Le conte commence quand le jeune homme commence à aider son frère aîné dans sa boutique à Jinja, à 100 km à l’est de Kampala sur les rives du lac Victoria, qui est aujourd’hui le deuxième centre économique du pays après la capitale. Muljibhai vend du sel, de la farine, des bicyclettes et des outils agricoles. En 1918, il achète 300 ha de terres à Kakira, à 15 km de Jinja. Le pays jouit de terres fertiles et bien arrosées, propices à l’agriculture – qui emploie toujours 80 % de la population active. Le jeune immigrant achète le terrain pour une bouchée de pain à des propriétaires blancs qui ont peur de la mouche tsé-tsé, puis il cultive la canne à sucre et, en 1930, ouvre une sucrerie, qui reste la plus importante du pays et le fleuron du groupe : aujourd’hui, le Kakira Sugar Group emploie 8 000 personnes, occupe 9 500 ha et produit 153 000 t de sucre par an, dont une bonne partie pour l’exportation. La transformation des déchets de canne à sucre permet également de produire 22 MW d’électricité par jour, dont une bonne partie alimente la sucrerie (le reste est vendu).
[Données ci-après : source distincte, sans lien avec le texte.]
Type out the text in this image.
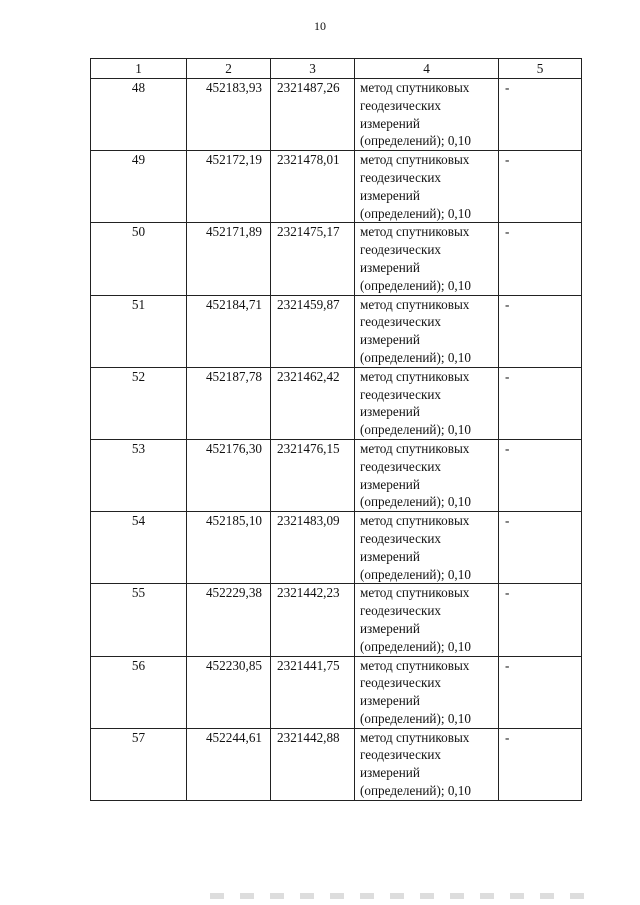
10
1	2	3	4	5
48	452183,93	2321487,26	метод спутниковых
геодезических
измерений
(определений); 0,10	-
49	452172,19	2321478,01	метод спутниковых
геодезических
измерений
(определений); 0,10	-
50	452171,89	2321475,17	метод спутниковых
геодезических
измерений
(определений); 0,10	-
51	452184,71	2321459,87	метод спутниковых
геодезических
измерений
(определений); 0,10	-
52	452187,78	2321462,42	метод спутниковых
геодезических
измерений
(определений); 0,10	-
53	452176,30	2321476,15	метод спутниковых
геодезических
измерений
(определений); 0,10	-
54	452185,10	2321483,09	метод спутниковых
геодезических
измерений
(определений); 0,10	-
55	452229,38	2321442,23	метод спутниковых
геодезических
измерений
(определений); 0,10	-
56	452230,85	2321441,75	метод спутниковых
геодезических
измерений
(определений); 0,10	-
57	452244,61	2321442,88	метод спутниковых
геодезических
измерений
(определений); 0,10	-
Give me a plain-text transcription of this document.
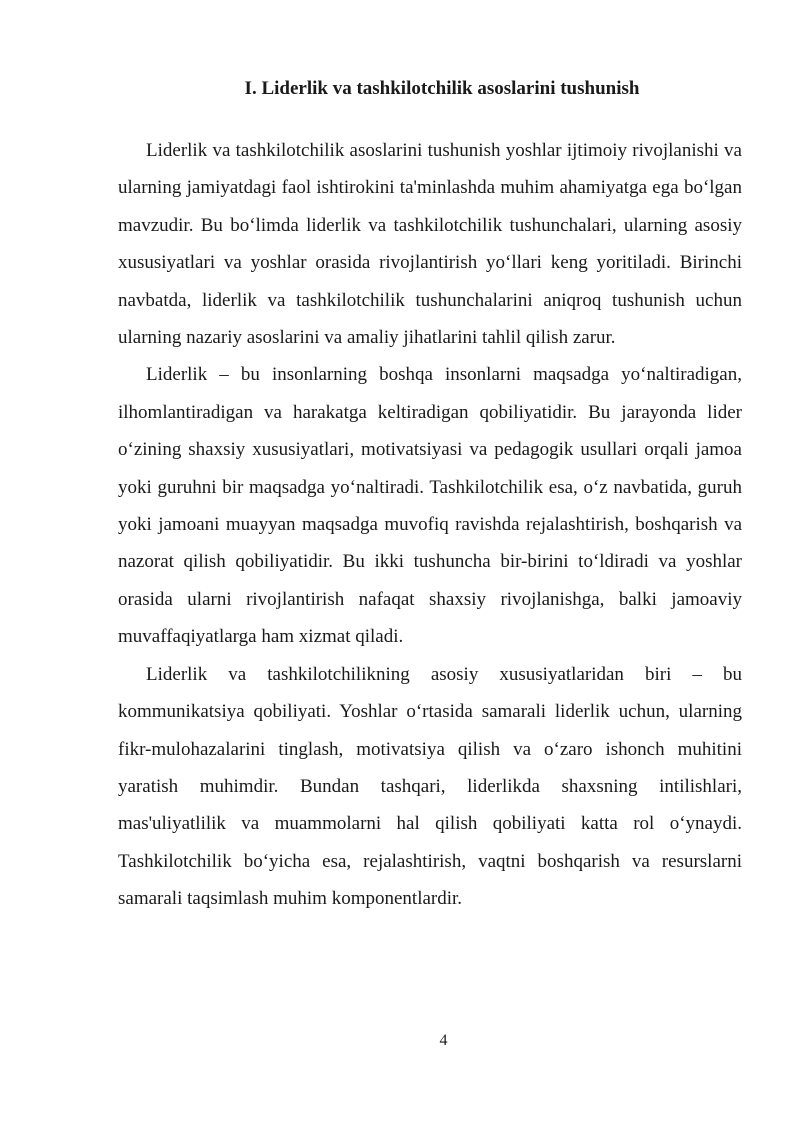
I. Liderlik va tashkilotchilik asoslarini tushunish

Liderlik va tashkilotchilik asoslarini tushunish yoshlar ijtimoiy rivojlanishi va ularning jamiyatdagi faol ishtirokini ta'minlashda muhim ahamiyatga ega bo‘lgan mavzudir. Bu bo‘limda liderlik va tashkilotchilik tushunchalari, ularning asosiy xususiyatlari va yoshlar orasida rivojlantirish yo‘llari keng yoritiladi. Birinchi navbatda, liderlik va tashkilotchilik tushunchalarini aniqroq tushunish uchun ularning nazariy asoslarini va amaliy jihatlarini tahlil qilish zarur.

Liderlik – bu insonlarning boshqa insonlarni maqsadga yo‘naltiradigan, ilhomlantiradigan va harakatga keltiradigan qobiliyatidir. Bu jarayonda lider o‘zining shaxsiy xususiyatlari, motivatsiyasi va pedagogik usullari orqali jamoa yoki guruhni bir maqsadga yo‘naltiradi. Tashkilotchilik esa, o‘z navbatida, guruh yoki jamoani muayyan maqsadga muvofiq ravishda rejalashtirish, boshqarish va nazorat qilish qobiliyatidir. Bu ikki tushuncha bir-birini to‘ldiradi va yoshlar orasida ularni rivojlantirish nafaqat shaxsiy rivojlanishga, balki jamoaviy muvaffaqiyatlarga ham xizmat qiladi.

Liderlik va tashkilotchilikning asosiy xususiyatlaridan biri – bu kommunikatsiya qobiliyati. Yoshlar o‘rtasida samarali liderlik uchun, ularning fikr-mulohazalarini tinglash, motivatsiya qilish va o‘zaro ishonch muhitini yaratish muhimdir. Bundan tashqari, liderlikda shaxsning intilishlari, mas'uliyatlilik va muammolarni hal qilish qobiliyati katta rol o‘ynaydi. Tashkilotchilik bo‘yicha esa, rejalashtirish, vaqtni boshqarish va resurslarni samarali taqsimlash muhim komponentlardir.

4
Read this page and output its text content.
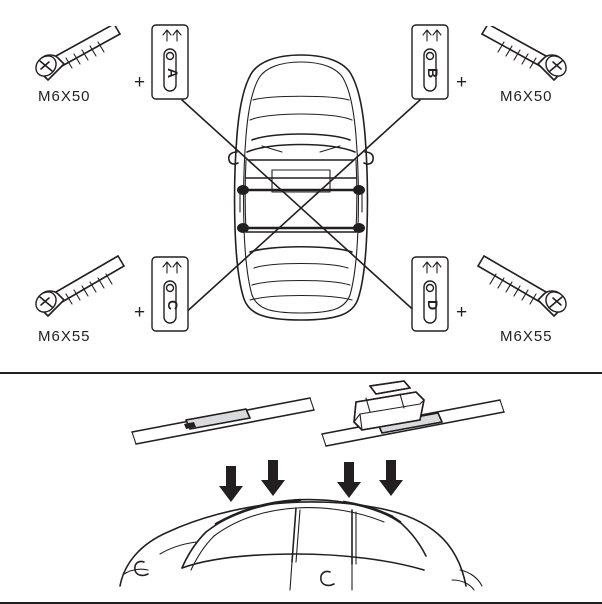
+
M6X50
A	B +
M6X50
+
M6X55
C	D +
M6X55
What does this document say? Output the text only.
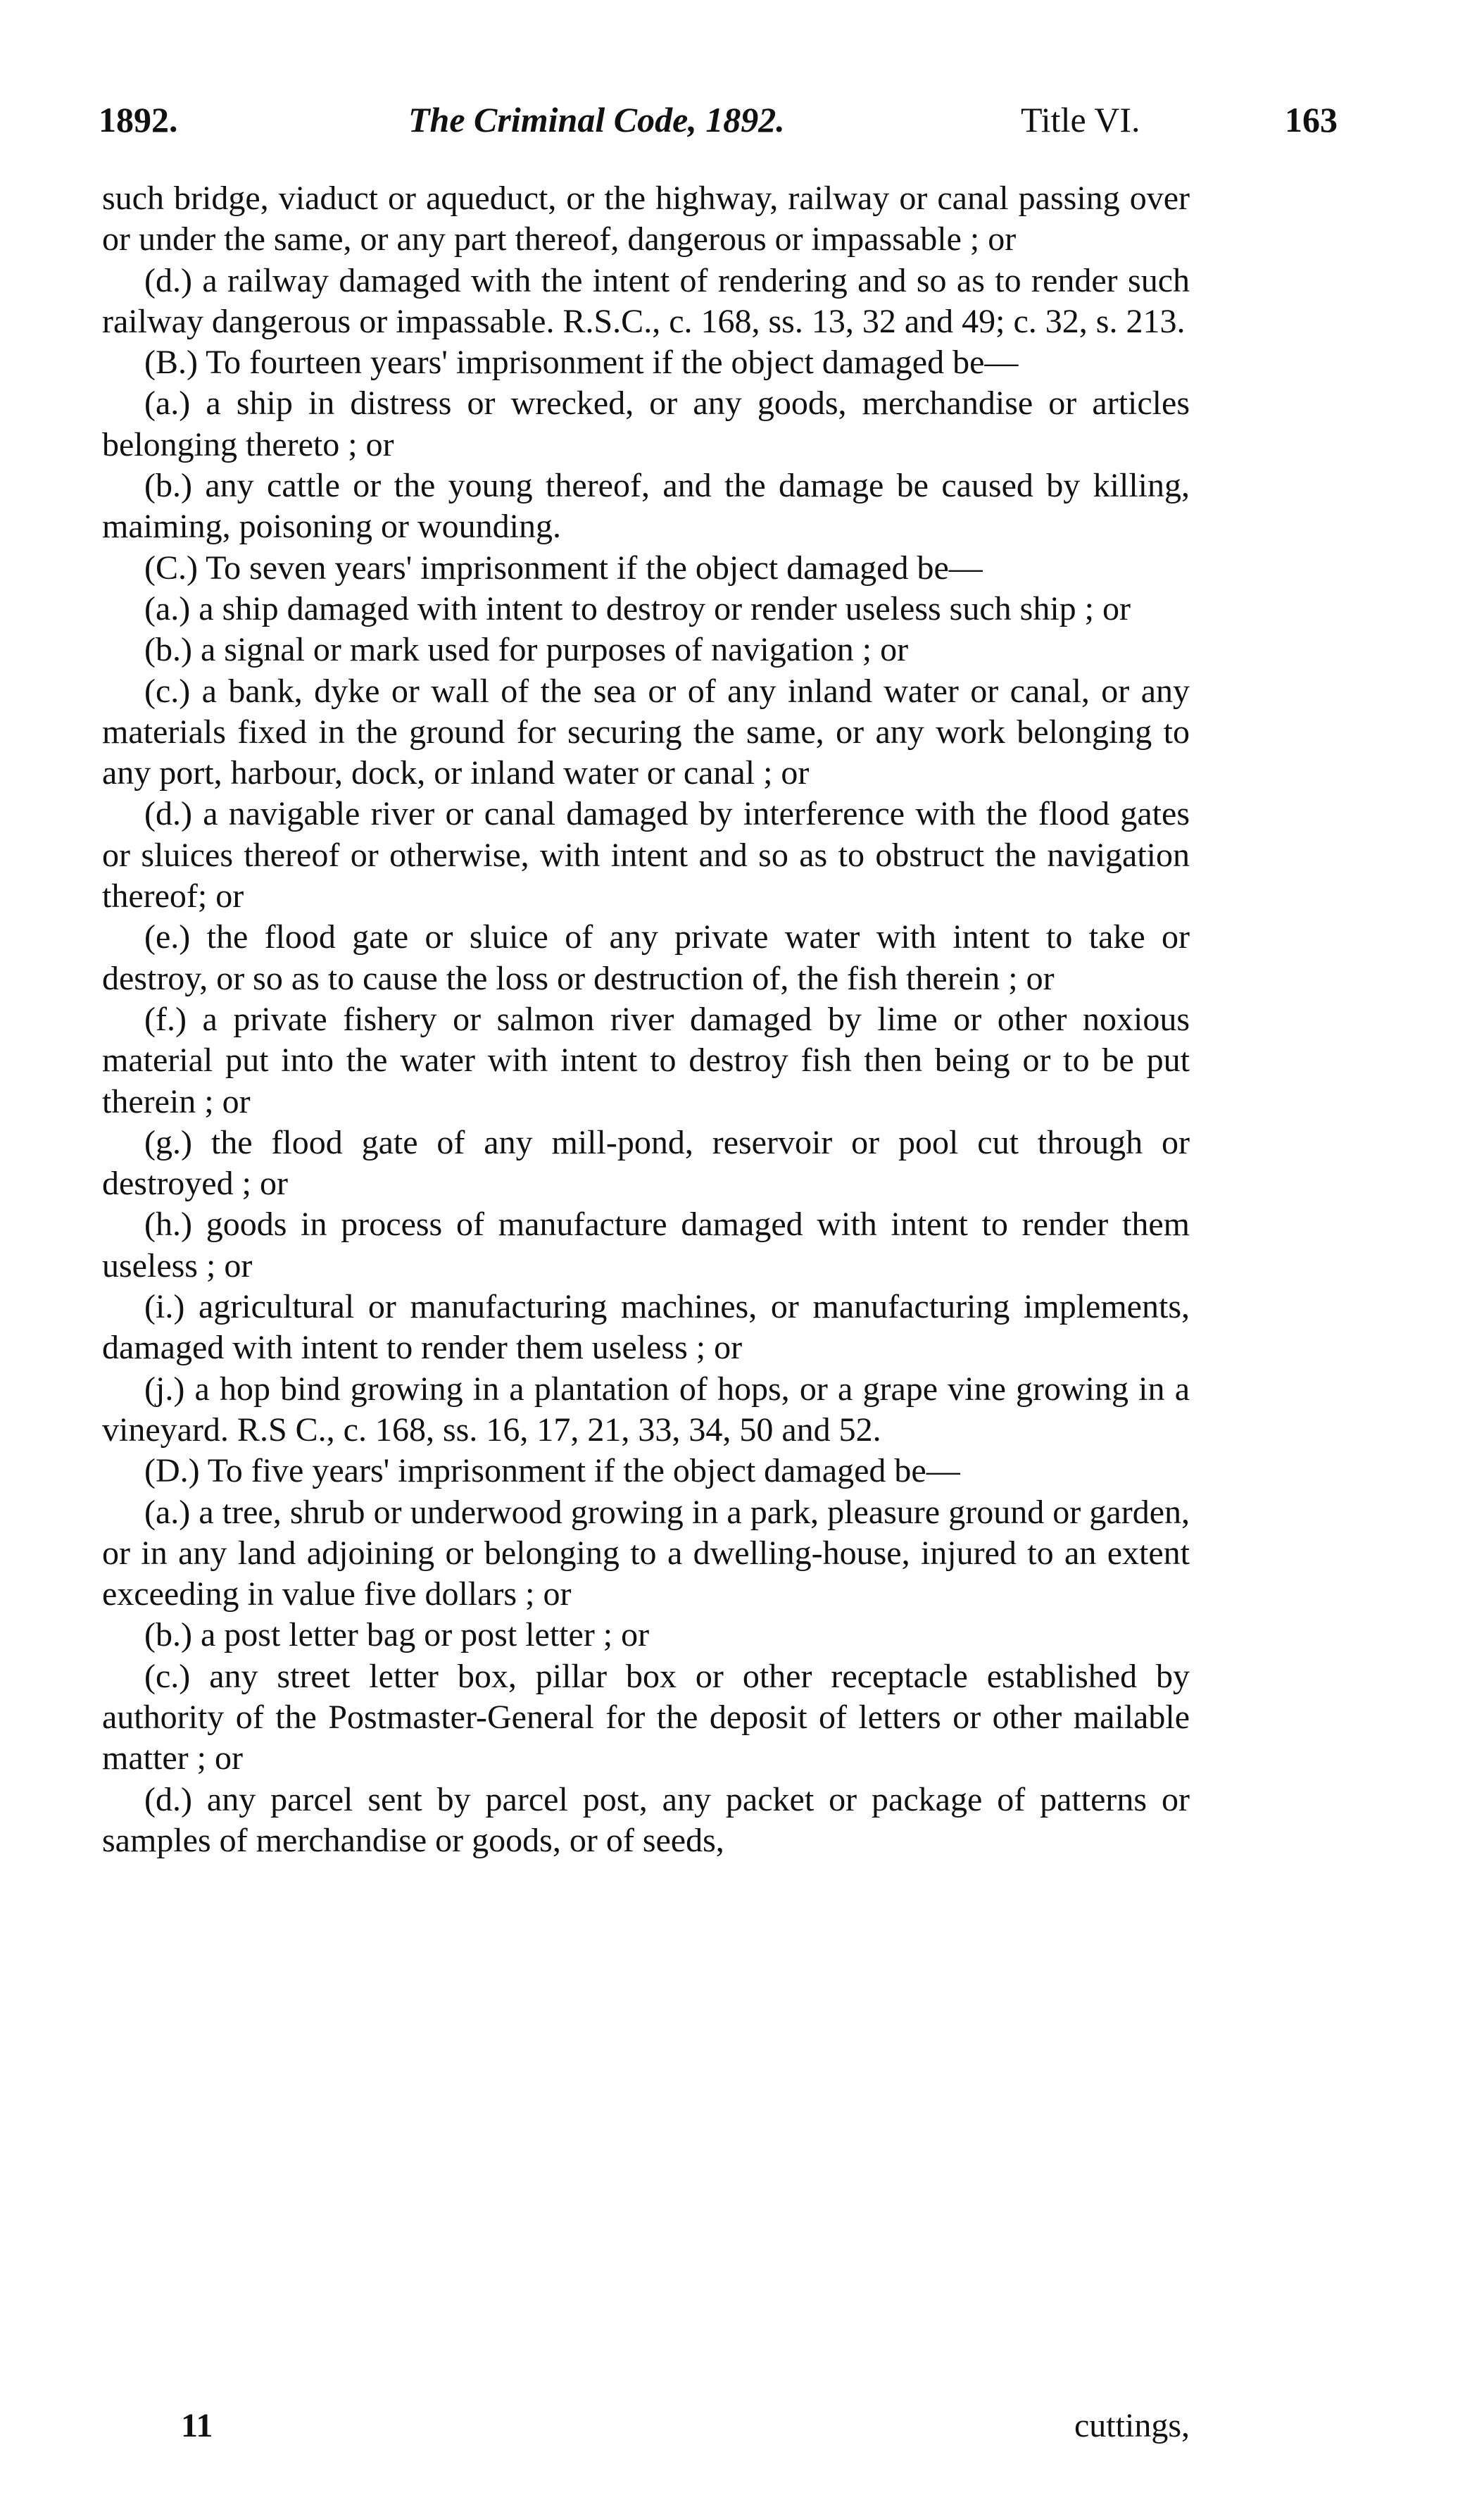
1892.	The Criminal Code, 1892.	Title VI.	163

such bridge, viaduct or aqueduct, or the highway, railway or canal passing over or under the same, or any part thereof, dangerous or impassable ; or

(d.) a railway damaged with the intent of rendering and so as to render such railway dangerous or impassable. R.S.C., c. 168, ss. 13, 32 and 49; c. 32, s. 213.

(B.) To fourteen years' imprisonment if the object damaged be—

(a.) a ship in distress or wrecked, or any goods, merchandise or articles belonging thereto ; or

(b.) any cattle or the young thereof, and the damage be caused by killing, maiming, poisoning or wounding.

(C.) To seven years' imprisonment if the object damaged be—

(a.) a ship damaged with intent to destroy or render useless such ship ; or

(b.) a signal or mark used for purposes of navigation ; or

(c.) a bank, dyke or wall of the sea or of any inland water or canal, or any materials fixed in the ground for securing the same, or any work belonging to any port, harbour, dock, or inland water or canal ; or

(d.) a navigable river or canal damaged by interference with the flood gates or sluices thereof or otherwise, with intent and so as to obstruct the navigation thereof; or

(e.) the flood gate or sluice of any private water with intent to take or destroy, or so as to cause the loss or destruction of, the fish therein ; or

(f.) a private fishery or salmon river damaged by lime or other noxious material put into the water with intent to destroy fish then being or to be put therein ; or

(g.) the flood gate of any mill-pond, reservoir or pool cut through or destroyed ; or

(h.) goods in process of manufacture damaged with intent to render them useless ; or

(i.) agricultural or manufacturing machines, or manufacturing implements, damaged with intent to render them useless ; or

(j.) a hop bind growing in a plantation of hops, or a grape vine growing in a vineyard. R.S C., c. 168, ss. 16, 17, 21, 33, 34, 50 and 52.

(D.) To five years' imprisonment if the object damaged be—

(a.) a tree, shrub or underwood growing in a park, pleasure ground or garden, or in any land adjoining or belonging to a dwelling-house, injured to an extent exceeding in value five dollars ; or

(b.) a post letter bag or post letter ; or

(c.) any street letter box, pillar box or other receptacle established by authority of the Postmaster-General for the deposit of letters or other mailable matter ; or

(d.) any parcel sent by parcel post, any packet or package of patterns or samples of merchandise or goods, or of seeds,

11	cuttings,
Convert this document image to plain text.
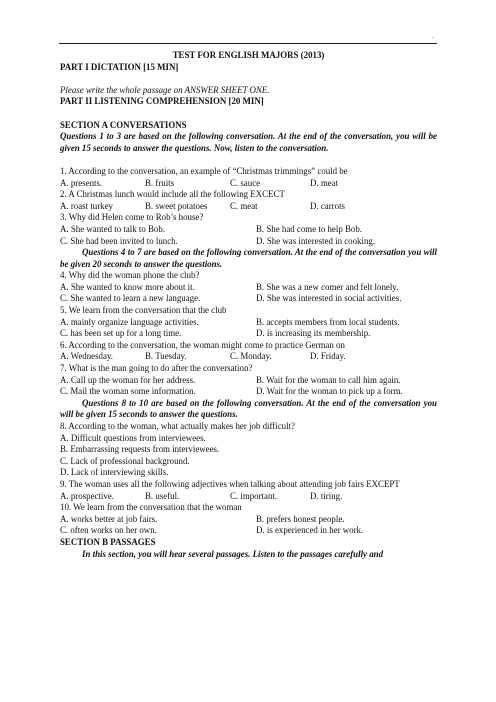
·
TEST FOR ENGLISH MAJORS (2013)
PART I DICTATION [15 MIN]
Please write the whole passage on ANSWER SHEET ONE.
PART II LISTENING COMPREHENSION [20 MIN]
SECTION A CONVERSATIONS
Questions 1 to 3 are based on the following conversation. At the end of the conversation, you will be given 15 seconds to answer the questions. Now, listen to the conversation.
1. According to the conversation, an example of “Christmas trimmings” could be
A. presents.	B. fruits	C. sauce	D. meat
2. A Christmas lunch would include all the following EXCECT
A. roast turkey	B. sweet potatoes	C. meat	D. carrots
3. Why did Helen come to Rob’s house?
A. She wanted to talk to Bob.	B. She had come to help Bob.
C. She had been invited to lunch.	D. She was interested in cooking.
Questions 4 to 7 are based on the following conversation. At the end of the conversation you will be given 20 seconds to answer the questions.
4. Why did the woman phone the club?
A. She wanted to know more about it.	B. She was a new comer and felt lonely.
C. She wanted to learn a new language.	D. She was interested in social activities.
5. We learn from the conversation that the club
A. mainly organize language activities.	B. accepts members from local students.
C. has been set up for a long time.	D. is increasing its membership.
6. According to the conversation, the woman might come to practice German on
A. Wednesday.	B. Tuesday.	C. Monday.	D. Friday.
7. What is the man going to do after the conversation?
A. Call up the woman for her address.	B. Wait for the woman to call him again.
C. Mail the woman some information.	D. Wait for the woman to pick up a form.
Questions 8 to 10 are based on the following conversation. At the end of the conversation you will be given 15 seconds to answer the questions.
8. According to the woman, what actually makes her job difficult?
A. Difficult questions from interviewees.
B. Embarrassing requests from interviewees.
C. Lack of professional background.
D. Lack of interviewing skills.
9. The woman uses all the following adjectives when talking about attending job fairs EXCEPT
A. prospective.	B. useful.	C. important.	D. tiring.
10. We learn from the conversation that the woman
A. works better at job fairs.	B. prefers honest people.
C. often works on her own.	D. is experienced in her work.
SECTION B PASSAGES
In this section, you will hear several passages. Listen to the passages carefully and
« Mon père était très déterminé, avec un sens aigu de l’éthique dans les affaires, et il était largement en avance sur son temps », raconte Manubhai, le deuxième des cinq fils du fondateur (l’aîné, Jayant, est décédé en 1971), aujourd’hui directeur général du groupe. Ainsi, dans la décennie qui a suivi l’indépendance de l’Ouganda (1962), alors que beaucoup des Indo-Pakistanais installés dans le pays placent leurs économies à l’étranger, la famille Madhvani continue de développer ses activités. Des années 30 aux années 70, le groupe va bénéficier d’un atout formidable : le développement économique du pays, qui crée une classe moyenne.
Et c’est cette classe moyenne, avec ses besoins en consommation, qui demeure la base économique du groupe, comme le confesse Mayur Madhvani, le benjamin, directeur général adjoint du groupe. « Les Madhvani font du profit presque à chaque fois que chaque Africain de l’Est mange, boit ou se lave », écrivait le magazine Time en 1963, car c’est d’abord sur des produits du quotidien, consommés par tous les Ougandais, que la famille Madhvani va bâtir sa fortune : sucre, thé, confiseries, savon, allumettes, bière… À la mort du père, en 1958, les fils ont diversifié les activités du groupe et entamé des joint-ventures avec des entreprises d’Afrique du Sud, de Tanzanie ou du Kenya, donnant au groupe une envergure régionale.
Savoir-faire et éthique
Mais la saga des Madhvani a connu aussi ses heures sombres. Ainsi en 1971, lorsque Idi Amin Dada ordonne l’expulsion des Indo-Pakistanais, les Madhvani quittent le pays, et leurs entreprises sont confisquées. Ce n’est qu’en 1985, six ans après la chute du dictateur, qu’ils sont autorisés à rentrer au pays. Aidé par des prêts de la Banque mondiale et autres, le clan Madhvani parvient à remettre sur pied la sucrerie et ses autres activités – et repart de plus belle. «Vous pouvez prendre l’argent de quelqu’un, mais vous ne pouvez pas prendre son savoir-faire », raconte Manubhai Madhvani.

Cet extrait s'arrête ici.